For a formal definition of semirings and an introduction to semirings in the context of context-free grammar parsing, see [Goo99].

## Einsum Syntax¶

This package supports the same einsum equation syntax as
`torch.einsum()`

, except it does not support ellipses (`...`

) syntax.

## Time and Space Complexity¶

Consider the einsum equation `'ak,ak,ak->a'`

, where \(A\) is the size of
the `a`

dimension and \(K\) is the size of the `k`

dimension.
Implementations of einsum in NumPy and PyTorch would compute this by
contracting two tensors at a time, performing two separate tensor
multiplications. This means that they must create an intermediate tensor of
size \(A \times K\). There is even a routine in NumPy,
`numpy.einsum_path()`

, which figures out the best contraction order.
However, it should, in principle, be possible to avoid this by summing over
all tensors at the same time. This is exactly what `torch_semiring_einsum`

does,
and as a result the amount of scratch space the forward pass of einsum requires
remains fixed as a function of \(K\).

In addition to performing the summations in the forward and backward passes
in-place, this package implements another important innovation: performing
summations in *blocks* of *fixed size*. Crucially, this allows you to strike a
*balance* between time and memory usage, allowing you to perform einsum
operations that might otherwise be impossible given typical time and GPU memory
constraints.

The fixed-block method is a compromise between two extremes: (a) performing the
summation in-place by iterating over every value of `k`

one-by-one, and (b)
performing the summation entirely out-of-place by creating an intermediate
tensor with a new `k`

dimension of size \(K\), then summing over `k`

in
one GPU kernel call. Method (a) is unbearably slow, and method (b) can use
exorbitant amounts of memory that make it impossible to use. The fixed-block
method is like method (a), except that it iterates over fixed-size *ranges* of
`k`

. This increases the parallelism and memory requirements of the summation
calculation and decreases the number of GPU kernels launched. Smaller blocks
make einsum behave more like (a), and larger blocks make it behave more like
(b). But in all cases, the fixed block size ensures that the memory
requirements never scale with \(K\), so the space complexity for our
example would remain \(O(A)\) instead of \(O(AK)\).

These plots show how the space and time complexity of `einsum('ak,ak,ak->a')`

(using the real semiring) varies with block size and \(K\), the size of
dimension `k`

:

As we can see, execution time gets dramatically better even with small
increases in block size.

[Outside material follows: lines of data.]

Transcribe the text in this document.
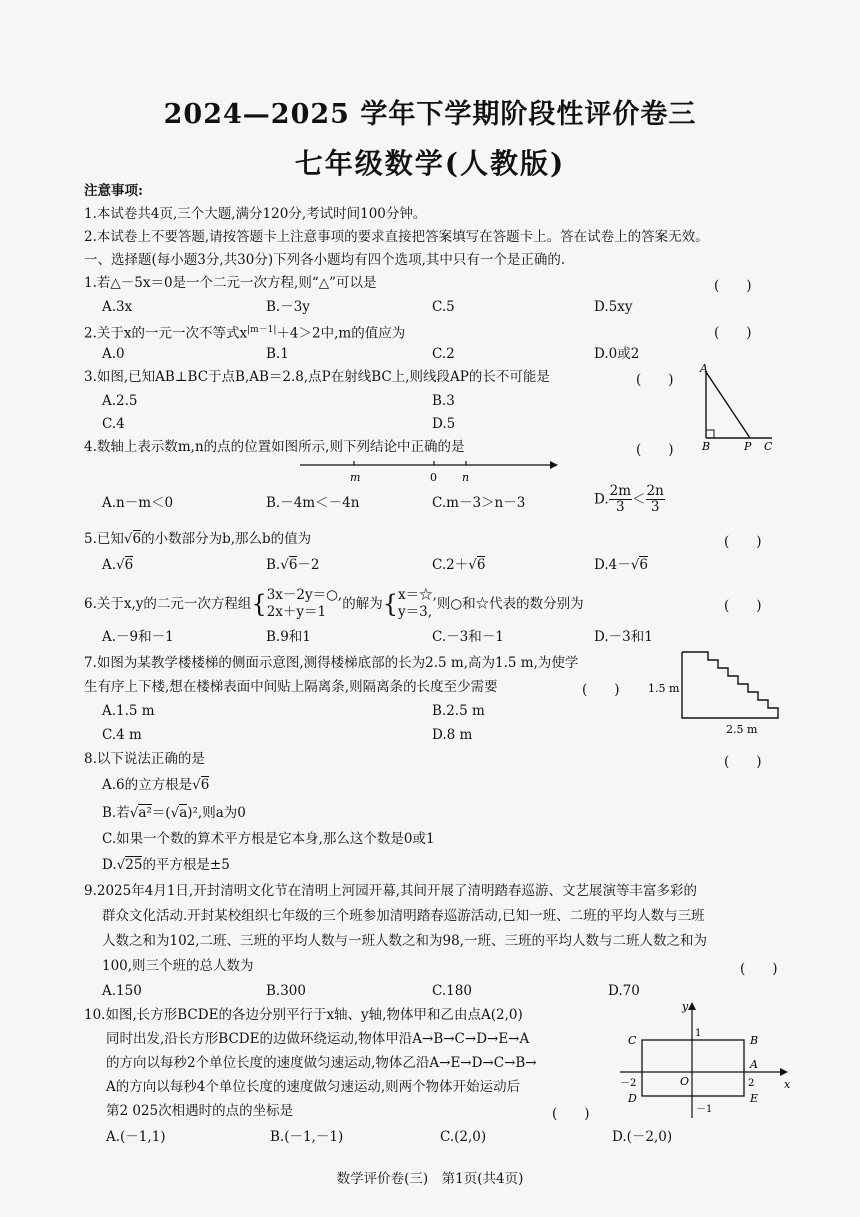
2024—2025 学年下学期阶段性评价卷三
七年级数学(人教版)
注意事项:
1.本试卷共4页,三个大题,满分120分,考试时间100分钟。
2.本试卷上不要答题,请按答题卡上注意事项的要求直接把答案填写在答题卡上。答在试卷上的答案无效。
一、选择题(每小题3分,共30分)下列各小题均有四个选项,其中只有一个是正确的.
1.若△－5x＝0是一个二元一次方程,则“△”可以是	(　　)
A.3x	B.－3y	C.5	D.5xy
2.关于x的一元一次不等式$x^{|m-1|}+4>2$中,m的值应为	(　　)
A.0	B.1	C.2	D.0或2
3.如图,已知AB⊥BC于点B,AB＝2.8,点P在射线BC上,则线段AP的长不可能是	(　　)
A.2.5	B.3
C.4	D.5
A
B	P C
4.数轴上表示数m,n的点的位置如图所示,则下列结论中正确的是	(　　)
m	0 n
A.n－m＜0	B.－4m＜－4n	C.m－3＞n－3	D. $\frac{2m}{3} < \frac{2n}{3}$
5.已知√6的小数部分为b,那么b的值为	(　　)
A.√6	B.√6－2	C.2＋√6	D.4－√6
6.关于x,y的二元一次方程组{ 3x－2y＝○,
2x＋y＝1	的解为{ x＝☆,
y＝3, 则○和☆代表的数分别为	(　　)
A.－9和－1	B.9和1	C.－3和－1	D.－3和1
7.如图为某教学楼楼梯的侧面示意图,测得楼梯底部的长为2.5 m,高为1.5 m,为使学
生有序上下楼,想在楼梯表面中间贴上隔离条,则隔离条的长度至少需要	(　　)
A.1.5 m	B.2.5 m
C.4 m	D.8 m
1.5 m
2.5 m
8.以下说法正确的是	(　　)
A.6的立方根是√6
B.若√a²＝(√a)²,则a为0
C.如果一个数的算术平方根是它本身,那么这个数是0或1
D.√25的平方根是±5
9.2025年4月1日,开封清明文化节在清明上河园开幕,其间开展了清明踏春巡游、文艺展演等丰富多彩的
群众文化活动.开封某校组织七年级的三个班参加清明踏春巡游活动,已知一班、二班的平均人数与三班
人数之和为102,二班、三班的平均人数与一班人数之和为98,一班、三班的平均人数与二班人数之和为
100,则三个班的总人数为	(　　)
A.150	B.300	C.180	D.70
10.如图,长方形BCDE的各边分别平行于x轴、y轴,物体甲和乙由点A(2,0)
同时出发,沿长方形BCDE的边做环绕运动,物体甲沿A→B→C→D→E→A
的方向以每秒2个单位长度的速度做匀速运动,物体乙沿A→E→D→C→B→
A的方向以每秒4个单位长度的速度做匀速运动,则两个物体开始运动后
第2 025次相遇时的点的坐标是	(　　)
A.(－1,1)	B.(－1,－1)	C.(2,0)	D.(－2,0)
y
x
O
1
－1
2
－2
B
C
D	E
A
数学评价卷(三)　第1页(共4页)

The built-in `torch.einsum()`

function is still
much faster than the blocked versions, but when the block size is unbounded
and the summation is fully parallel, it is even faster.

For our example, the built-in einsum implementation uses the same amount of memory as the fully out-of-place einsum (this is true for this specific equation, but it does not generally hold true for all equations). Crucially, the blocked einsum implementation has constant, rather than linear, space complexity, opening up a new world of possible einsum operations.